A complete eval_spec payload for an AUROC-based diagnostic benchmark:

{
"primary_metric": {
"name": "auroc",
"direction": "higher_is_better",
"threshold": 0.85,
"unit": "score"
},
"secondary_metrics": [
{ "name": "f1", "direction": "higher_is_better" },
{ "name": "precision", "direction": "higher_is_better" }
],
"guardrails": [
{
"name": "false_positive_rate",
"direction": "lower_is_better",
"threshold": 0.05,
"blocking": true
}
],
"measurement_policy": {
"ci_method": "bootstrap",
"ci_alpha": 0.05,
"n_bootstrap": 1000
},
"label_policy": {
"labeler": "human",
"min_annotators": 2,
"agreement_threshold": 0.8
},
"coverage_policy": {
"min_examples_per_class": 50,
"stratify_by": "patient_age_band"
}
}

Registering a Model Against a Spec

Once you have a spec ID, pass it to hokusai model register with --benchmark-spec-id:

hokusai model register \
--token-id TICKER \
--benchmark-spec-id <spec_id> \
--model-path ./models/final_model.pkl
FlagDescription
--token-idThe token ticker for your model (e.g. CHEST).
--benchmark-spec-idThe UUID of the BenchmarkSpec to evaluate against. Spec IDs look like bs-abc123.
--model-pathLocal path to the serialized model artifact.

The CLI:

  1. Fetches the spec via HOKUSAI_API_KEY and prints a Resolved benchmark spec … confirmation line.
  2. Derives metric and baseline from eval_spec.primary_metric automatically.
  3. Uploads the model artifact to MLflow.
  4. Tags both the MLflow run and the registered model version with benchmark_spec_id for provenance.
  5. Validates that the model meets the spec's primary_metric.threshold before marking the version REGISTERED.
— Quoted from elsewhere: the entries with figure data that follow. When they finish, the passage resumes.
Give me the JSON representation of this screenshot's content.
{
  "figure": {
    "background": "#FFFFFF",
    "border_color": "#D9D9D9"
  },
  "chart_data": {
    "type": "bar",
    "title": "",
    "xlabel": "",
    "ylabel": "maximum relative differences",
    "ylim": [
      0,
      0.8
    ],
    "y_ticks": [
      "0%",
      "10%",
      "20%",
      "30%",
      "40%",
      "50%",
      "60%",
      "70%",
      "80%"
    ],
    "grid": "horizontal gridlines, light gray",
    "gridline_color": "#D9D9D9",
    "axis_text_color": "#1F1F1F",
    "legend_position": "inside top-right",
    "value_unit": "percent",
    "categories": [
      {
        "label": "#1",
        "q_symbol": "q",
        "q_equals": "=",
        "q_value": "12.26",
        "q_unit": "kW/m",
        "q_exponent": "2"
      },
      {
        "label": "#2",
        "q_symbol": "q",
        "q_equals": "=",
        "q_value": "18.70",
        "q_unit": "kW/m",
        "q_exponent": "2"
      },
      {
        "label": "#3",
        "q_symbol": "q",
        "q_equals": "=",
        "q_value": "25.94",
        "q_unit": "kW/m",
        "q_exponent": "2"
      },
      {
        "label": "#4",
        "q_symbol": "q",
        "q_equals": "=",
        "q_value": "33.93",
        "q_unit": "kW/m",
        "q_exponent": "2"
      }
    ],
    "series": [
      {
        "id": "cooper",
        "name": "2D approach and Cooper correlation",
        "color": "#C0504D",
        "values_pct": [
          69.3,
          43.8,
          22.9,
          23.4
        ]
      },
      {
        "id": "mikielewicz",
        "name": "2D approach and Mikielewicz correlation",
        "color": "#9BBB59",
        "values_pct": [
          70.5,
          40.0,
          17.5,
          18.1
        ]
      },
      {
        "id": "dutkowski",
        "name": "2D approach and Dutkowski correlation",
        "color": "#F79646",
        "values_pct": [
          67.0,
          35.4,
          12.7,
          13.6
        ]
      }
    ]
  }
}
If you need to override the auto-derived values, --metric and --baseline may still be supplied explicitly; the CLI will emit a warning and use your overrides. When --benchmark-spec-id is omitted entirely, --metric and --baseline are required (legacy mode).

Legacy scalar fields are auto-uplifted at runtime

Specs created before migration 014 use scalar columns (metric_name, metric_direction, baseline_value) instead of eval_spec. The runtime translation module spec_translation.py (in hokusai-data-pipeline) synthesizes an equivalent eval_spec automatically when one is absent, so existing specs continue to work without any user action. New specs should populate eval_spec directly.